Abiding in the Sanctuary
Abiding in the Sanctuary: The Waite-Trinick Tarot: A Christian Mystical Tarot (1917–1923). Tali Goodwin and Marcus Katz. Preface by Mary K. Greer. Keswick: Forge Press/blurb.com, 2011. 186 pp. including 65 full-page Tarot images, 23 full pages of support images, 2 diagrams with color thumbnails, and 4 charts. $97.00.
Reviewed by Emily E. Auger
[This review originally appeared in Mythlore 30.3/4 (#117/118) (2012): 171–72.]
It is a well-established fact that Charles Williams became a member of Arthur Edward Waite’s (1857–1942) Fellowship of the Rosy Cross in 1917 and was inducted into the innermost and secret part of that order in 1927. Waite was privy to the rituals and secret practices of the Hermetic Order of the Golden Dawn, founded on March 1, 1888, by William Robert Woodman (1828–1891), William Westcott (1848–1925), and S.L. (MacGregor) Mathers (1854–1918), but ultimately favored the path of Christian mysticism over that of magic. With the help of artist Pamela Colman Smith (1878–1951), Waite created the Rider-Waite Tarot (1909), which became the most popular Tarot deck of the twentieth and twenty-first centuries; in 1910 he published a guidebook for its use titled The Pictorial Key to the Tarot. Though he knew the correspondences the Golden Dawn developed between the 22 Tarot trumps—the “fifth” suit added to the regular playing deck to create the Tarot gaming deck in the fifteenth century and later imbued with esoteric significance—and the paths on the Cabbalistic Tree of Life, Waite did not include any overt references to Cabbala in his first deck. He also expressed contradictory opinions regarding the validity and usefulness of such correspondences.
Williams shared Waite’s interest in Tarot, as is evident in his novel The Greater Trumps (1932), as well as Waite’s love of ritual, and readers may have wondered to what extent he shared Waite’s apparent ambivalence on the subject of Jewish mysticism and Tarot. Abiding in the Sanctuary, however, proves definitively that Waite found his own meaningful connection between the Tree of Life and the cards, as he went so far as to commission c. 1919 a second set of 23 Tarot images, most of which were created by artist John Brahms Trinick, and two by W.F. Pippet between 1919 and 1921. In 1973, Waite’s executors bequeathed the results of this commission, including preliminary sketches, to the British Museum; the museum’s records indicate that no one ever requested to look at this bequest. Black-and-white photographs of the images are held in a few private collections, some of which surfaced in Ronald Decker and Michael Dummett’s History of the Occult Tarot 1870–1970 (2002). When Marcus Katz discovered some similar photographs on eBay, he and Tali Goodwin set out on a quest to find the originals and the result is Abiding in the Sanctuary.
Abiding in the Sanctuary is a work-in-progress publication that is intended to make the core primary source material immediately available: because of it, black-and-white jpegs of the Waite-Trinick deck are now posted on the British Museum website for research purposes. The book itself includes
- a preface by Tarot scholar and expert Mary K. Greer;
- a personal account of Katz and Goodwin’s search for and discovery of Waite’s second Tarot;
- biographical sections on those individuals associated with the creation of the new Tarot, including Waite, Trinick, Pippet, H.M. Duncan, and, less directly, Williams;
- full color and black-and-white reproductions of the Waite-Trinick Tarot and related developmental sketches;
- commentary and relevant text annotations taken from Westcott’s translation of the Sepher Yetzirah or Book of Formation (1887), Waite’s poems, and other sources; and
- other supporting color and black-and-white plates and discussion.

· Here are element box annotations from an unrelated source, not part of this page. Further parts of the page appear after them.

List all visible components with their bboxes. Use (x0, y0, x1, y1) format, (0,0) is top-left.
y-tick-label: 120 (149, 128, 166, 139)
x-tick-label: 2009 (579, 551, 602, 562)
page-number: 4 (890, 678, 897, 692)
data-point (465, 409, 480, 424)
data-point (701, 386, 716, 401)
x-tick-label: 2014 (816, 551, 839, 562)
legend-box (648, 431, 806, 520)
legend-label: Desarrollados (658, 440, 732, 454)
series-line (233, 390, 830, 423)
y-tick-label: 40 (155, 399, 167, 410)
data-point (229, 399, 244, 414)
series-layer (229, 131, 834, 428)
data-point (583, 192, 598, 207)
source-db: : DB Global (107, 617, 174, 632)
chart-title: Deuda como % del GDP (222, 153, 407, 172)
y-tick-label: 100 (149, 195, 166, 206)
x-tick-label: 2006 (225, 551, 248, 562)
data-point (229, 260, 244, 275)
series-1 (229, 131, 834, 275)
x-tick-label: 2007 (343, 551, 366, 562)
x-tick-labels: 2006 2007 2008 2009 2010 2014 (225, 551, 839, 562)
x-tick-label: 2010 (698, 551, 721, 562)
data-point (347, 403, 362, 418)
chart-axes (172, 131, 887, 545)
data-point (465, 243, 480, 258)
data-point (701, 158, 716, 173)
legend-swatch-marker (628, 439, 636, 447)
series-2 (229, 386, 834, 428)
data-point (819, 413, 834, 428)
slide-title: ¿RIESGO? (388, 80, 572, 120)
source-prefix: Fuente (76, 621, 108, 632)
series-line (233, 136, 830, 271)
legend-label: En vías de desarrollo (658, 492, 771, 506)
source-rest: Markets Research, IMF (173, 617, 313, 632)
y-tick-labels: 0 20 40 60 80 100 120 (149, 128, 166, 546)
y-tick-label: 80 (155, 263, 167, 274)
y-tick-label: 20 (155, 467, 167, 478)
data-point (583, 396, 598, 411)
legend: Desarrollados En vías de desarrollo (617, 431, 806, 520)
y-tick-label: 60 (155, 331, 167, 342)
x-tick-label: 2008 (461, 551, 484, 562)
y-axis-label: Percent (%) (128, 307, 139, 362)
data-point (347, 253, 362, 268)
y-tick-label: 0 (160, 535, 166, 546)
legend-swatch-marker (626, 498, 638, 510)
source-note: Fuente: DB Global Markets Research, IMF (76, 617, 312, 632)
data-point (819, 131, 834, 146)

Katz and Goodwin believe that Waite may have intended to complete a full set of 32 images to correspond to the 22 paths and 10 Sephiroth of the Tree of Life, but even the initial set of 23—the standard 22 trumps plus an image for “Da’ath”—remained unfinished as five of the images are incomplete. They do not believe these trumps were intended for use as cards, but rather “They were likely hung in the temple and a set of plates […] created from the images, possibly for personal study by members of the FRC” (24). Even more intriguing is Katz’s discovery that the assignments Waite made of the trumps to the Tree of Life paths differs from those that were standard in the Golden Dawn. While this new arrangement does not match any that might be inferred from The Greater Trumps, the revelation of Waite’s second Tarot, designed and executed for ritual purposes during the years of his known association with Williams, is one that could potentially lead to a better understanding of The Greater Trumps, as well as Williams’s other novels.
Abiding in the Sanctuary: The Waite-Trinick Tarot: A Christian Mystical Tarot (1917–1923). Tali Goodwin and Marcus Katz. Preface by Mary K. Greer. Keswick: Forge Press/blurb.com, 2011. 186 pp. including 65 full-page Tarot images, 23 full pages of support images, 2 diagrams with color thumbnails, and 4 charts. $97.00.